Global Schadenfreude: Why the World Needs the Chicago Bears to Keep Losing
Chicago Bears: A Global Parable of Perpetual Rebuilding
By a correspondent who has watched empires rise and fall faster than a Bears third-quarter lead
The Chicago Bears are, at first glance, a regional curiosity: 53 men in navy and orange chasing an oblong ball beside a lake so frigid it could double as a Russian gulag. Yet to the outside world—those of us who measure time in World Cups, yuan devaluations, and the half-life of democratic norms—the Bears are less football franchise than geopolitical metaphor. They are the Brexit of American sports: grandiose, self-harming, incapable of choosing a quarterback or a trade policy without first immolating the pantry.
Consider the international implications. When the Bears traded two first-round picks for a quarterback who can’t reliably throw left, the Nikkei dipped 0.3 percent. Coincidence? Perhaps, but Japanese fund managers have long used the Bears’ draft decisions as a contrarian indicator—shorting yen whenever Chicago swaps draft capital for hope. In Davos, whispered jokes circulate that if the Bears ever solve their offensive line, Germany will finally balance its budget.
Across Europe, the Bears are regarded as the perfect case study in managed decline. Brussels bureaucrats screen Bears fourth-quarter collapses at mandatory seminars on how not to negotiate trade deadlines. One senior EU analyst told me, off the record, “We don’t need scenario planning; we just queue up the Week-11 tape against Green Bay.” The comparison stings because it’s apt: both institutions cling to founding myths (the 1985 Bears defense, the Treaty of Rome) while stumbling from one self-inflicted crisis to the next.

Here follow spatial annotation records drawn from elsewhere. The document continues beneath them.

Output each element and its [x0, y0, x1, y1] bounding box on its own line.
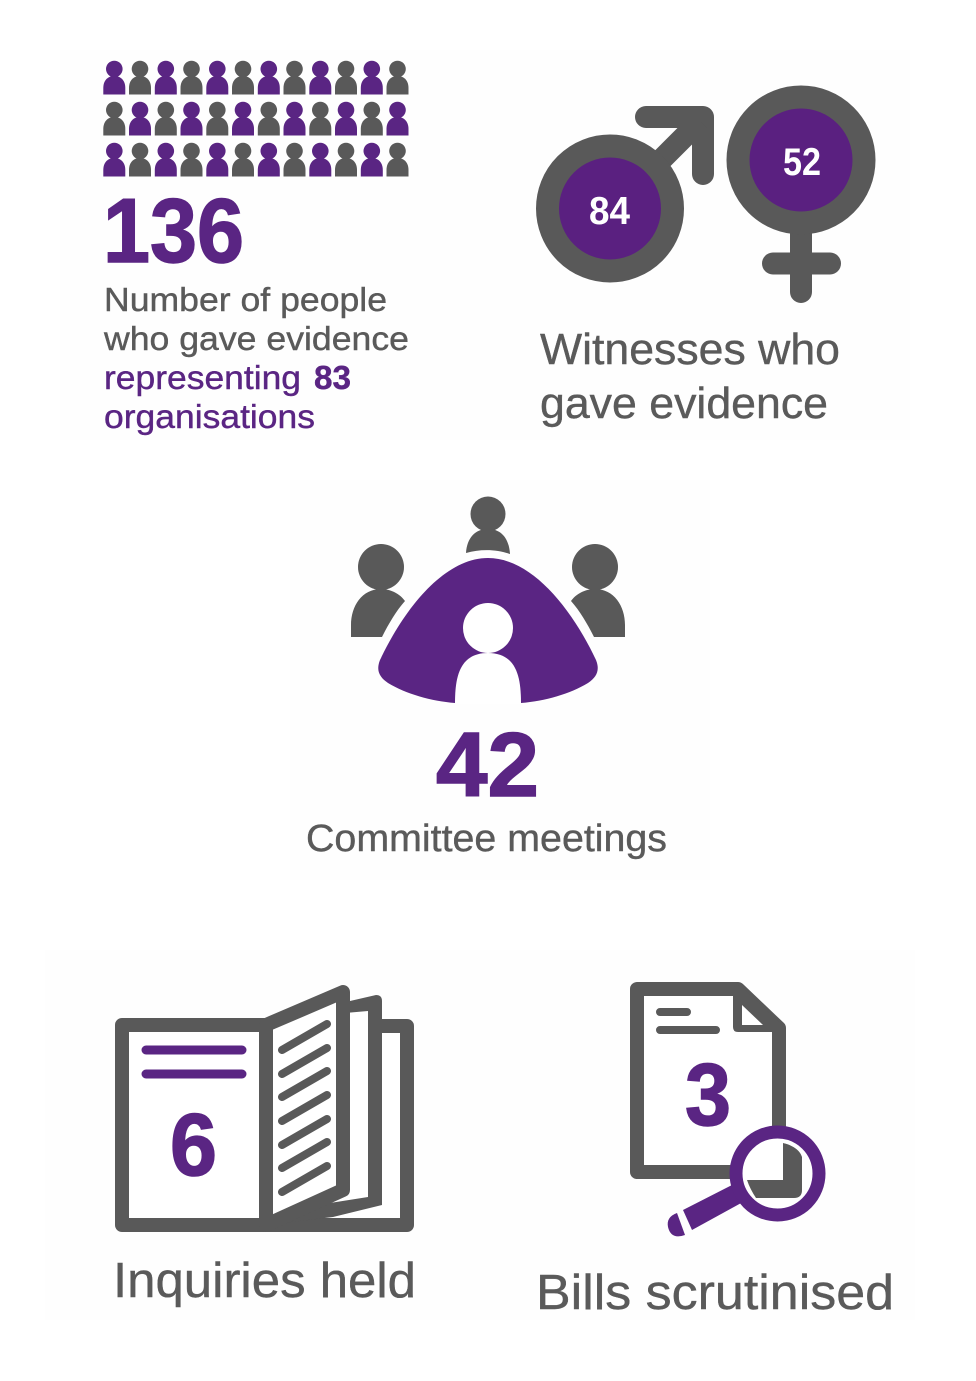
icon: document with magnifier and 3	[637, 985, 819, 1236]
text: bills label: Bills scrutinised	[536, 1266, 894, 1320]
text: inquiries label: Inquiries held	[113, 1254, 416, 1308]
number: 42: 42	[436, 715, 539, 816]
text: witnesses label	[540, 325, 840, 428]
panel: committee meetings	[306, 496, 667, 860]
icon: female symbol with 52	[738, 97, 864, 292]
panel: people who gave evidence	[103, 61, 409, 435]
text: committee meetings label: Committee meetings	[306, 818, 667, 860]
text: people description	[103, 281, 409, 435]
icon: open book with 6: 6	[170, 1095, 217, 1194]
icon: open book with 6	[122, 992, 407, 1225]
icon: female symbol with 52: 52	[783, 141, 821, 184]
text: people description: Number of people	[104, 281, 387, 318]
icon: male symbol with 84	[548, 117, 703, 271]
icon: people round a table	[351, 496, 625, 704]
text: people description: representing	[104, 359, 301, 396]
icon: document with magnifier and 3: 3	[685, 1045, 731, 1144]
icon: grid of people	[103, 61, 409, 177]
icon: male symbol with 84: 84	[589, 190, 630, 233]
text: people description: 83	[314, 359, 351, 396]
number: 136: 136	[103, 181, 244, 282]
panel: bills scrutinised	[536, 985, 894, 1320]
text: witnesses label: gave evidence	[540, 379, 828, 428]
text: people description: organisations	[104, 398, 315, 435]
panel: witnesses by gender	[540, 97, 864, 428]
panel: inquiries held	[113, 992, 416, 1308]
text: people description: who gave evidence	[103, 320, 409, 357]
text: witnesses label: Witnesses who	[540, 325, 840, 374]
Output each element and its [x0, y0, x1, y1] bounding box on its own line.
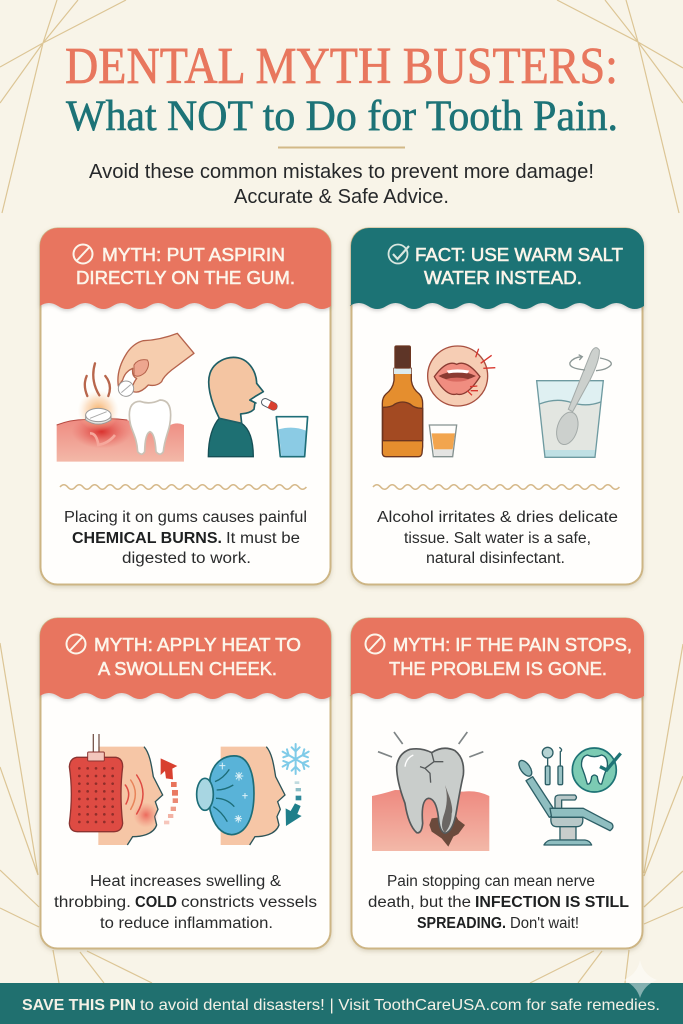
- tablet on gum: [86, 408, 111, 424]
- body text: tissue. Salt water is a safe,: [404, 530, 591, 547]
- salt water glass: [537, 348, 611, 457]
- steam: [85, 363, 110, 396]
- header text: FACT: USE WARM SALT: [415, 244, 623, 265]
- stir arrow: [570, 355, 611, 371]
- dental tools: [542, 747, 563, 785]
- heat waves: [125, 775, 143, 814]
- subtitle: Avoid these common mistakes to prevent more damage!: [89, 161, 594, 183]
- header: myth aspirin: [40, 228, 331, 309]
- icon: prohibited: [74, 244, 92, 264]
- arrow down: cold reduces: [286, 781, 302, 826]
- rays: [378, 732, 483, 757]
- footer text: SAVE THIS PIN: [22, 997, 136, 1014]
- snowflake: [283, 744, 309, 774]
- body text: COLD: [135, 894, 177, 911]
- title divider: [278, 146, 405, 148]
- header text: MYTH: APPLY HEAT TO: [94, 634, 301, 655]
- header text: MYTH: PUT ASPIRIN: [102, 244, 285, 265]
- illustration: heat pack vs cold pack: [69, 734, 309, 845]
- face profile with heat: [98, 747, 163, 845]
- footer banner: [0, 983, 683, 1024]
- gum: [372, 790, 489, 851]
- body text: natural disinfectant.: [426, 550, 565, 567]
- header text: DIRECTLY ON THE GUM.: [76, 267, 295, 288]
- whiskey bottle: [382, 346, 423, 457]
- footer text: to avoid dental disasters! | Visit ToothCareUSA.com for safe remedies.: [140, 997, 660, 1014]
- illustration: dead tooth and dentist: [372, 732, 621, 851]
- dead tooth: [397, 748, 464, 833]
- panel: myth heat: [40, 618, 331, 948]
- icon: prohibited: [66, 634, 86, 654]
- tooth check badge: [572, 748, 621, 792]
- header: myth heat: [40, 618, 331, 699]
- body text: Heat increases swelling &: [90, 873, 282, 890]
- wavy divider: [373, 485, 619, 489]
- header text: A SWOLLEN CHEEK.: [98, 658, 277, 679]
- abscess: [429, 814, 465, 847]
- subtitle: Accurate & Safe Advice.: [234, 186, 449, 208]
- body text: It must be: [226, 530, 300, 547]
- header text: THE PROBLEM IS GONE.: [389, 658, 607, 679]
- panel: fact salt water: [350, 228, 644, 584]
- title line 2: What NOT to Do for Tooth Pain.: [66, 93, 618, 140]
- subtitle: [89, 161, 594, 208]
- hot water bottle: [69, 734, 123, 832]
- icon: check: [388, 244, 409, 264]
- body text: digested to work.: [122, 550, 251, 567]
- body text: CHEMICAL BURNS.: [72, 530, 222, 547]
- illustration: aspirin burn on gum: [57, 333, 308, 462]
- icon: prohibited: [366, 634, 384, 654]
- body text: constricts vessels: [181, 894, 317, 911]
- pill: [260, 397, 278, 411]
- spoon: [553, 348, 599, 447]
- header text: MYTH: IF THE PAIN STOPS,: [393, 634, 632, 655]
- ice pack: [197, 756, 254, 835]
- body text: Alcohol irritates & dries delicate: [377, 509, 618, 526]
- header text: WATER INSTEAD.: [424, 267, 582, 288]
- body text: SPREADING.: [417, 915, 506, 932]
- body text: Placing it on gums causes painful: [64, 509, 307, 526]
- body text: death, but the: [368, 894, 471, 911]
- sparkle: [623, 960, 657, 998]
- panel: myth aspirin: [40, 228, 331, 584]
- dental chair: [516, 758, 613, 845]
- irritated mouth: [428, 346, 495, 406]
- shot glass: [429, 425, 457, 457]
- tablet in hand: [118, 381, 134, 396]
- body text: throbbing.: [54, 894, 131, 911]
- face profile with ice: [221, 747, 285, 845]
- wavy divider: [60, 485, 306, 489]
- person taking pill: [208, 357, 263, 457]
- title line 1: DENTAL MYTH BUSTERS:: [65, 38, 618, 95]
- header: myth pain stops: [350, 618, 644, 699]
- illustration: whiskey vs salt water: [382, 346, 611, 457]
- hand: [118, 333, 194, 392]
- arrow up: swelling increases: [161, 758, 178, 824]
- body text: Don't wait!: [510, 915, 579, 932]
- tooth: [129, 400, 171, 454]
- body text: INFECTION IS STILL: [475, 894, 629, 911]
- header: fact salt water: [350, 228, 644, 309]
- panel: myth pain stops: [350, 618, 644, 948]
- gum and burn: [57, 390, 184, 462]
- body text: Pain stopping can mean nerve: [387, 873, 595, 890]
- glass of water: [276, 417, 308, 457]
- body text: to reduce inflammation.: [100, 915, 273, 932]
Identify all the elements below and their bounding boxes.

Down in Latin America, the Bears’ chronic instability plays differently. In Buenos Aires bars, porteños toast every new Chicago head coach with Fernet and knowing smirks: another general arrives promising “cultural change” while inheriting $60 million in dead cap space and a playbook last updated during the Clinton administration. To nations well-versed in currency devaluation and revolving-door governments, the Bears’ 12-year playoff-win drought feels almost nostalgic—like watching an old telenovela where you already know the evil twin dies in episode 87.
Asia has begun outsourcing schadenfreude. South Korean esports commentators now break down Bears red-zone inefficiencies the way they once parsed StarCraft micro. Chinese streaming platforms run late-night call-in shows where insomniac fans vent about Justin Fields’ footwork while Beijing’s censors look the other way, grateful for apolitical despair. Even Pyongyang’s state TV has reportedly clipped the double-doink field-goal miss for a propaganda segment titled “The Inevitable Failure of Capitalist Spectacle.”
What unites these disparate reactions is the universal comfort of distant tragedy. Watching the Bears flail allows the rest of the planet to feel, briefly, superior. The French can shrug, “At least our trains run on time.” Australians can chuckle, “Sure, our wildlife wants us dead, but we never wasted the No. 2 overall pick on Mitch Trubisky.” In a fractured world, collective mockery of Chicago’s quarterback carousel is the closest thing we have to multilateralism.
Of course, cynicism has its limits. There remains something perversely noble about the Bears’ refusal to accept entropy. Each September, hope resurfaces like a cicada—loud, fragile, briefly deafening. It is the same delusion that keeps humanity buying lottery tickets and climate accords. The global lesson? We are all, in some sense, Bears fans: irrationally convinced that this year the rebuild finally works, that the defense won’t blow a 20-point lead, that the arc of history bends toward a competent passing game.
The season will end, as seasons do, with a meaningless Week-18 victory that drops the draft pick six slots. Somewhere in Nairobi or Naples, an insomniac will watch the final whistle and feel oddly consoled. The world keeps spinning, empires keep stumbling, but at least we’re not alone in our beautiful, catastrophic optimism.
And that, dear reader, is why the Chicago Bears matter: they are the comforting proof that spectacular futility is not just a local phenomenon—it’s the human condition, conveniently scheduled for prime time.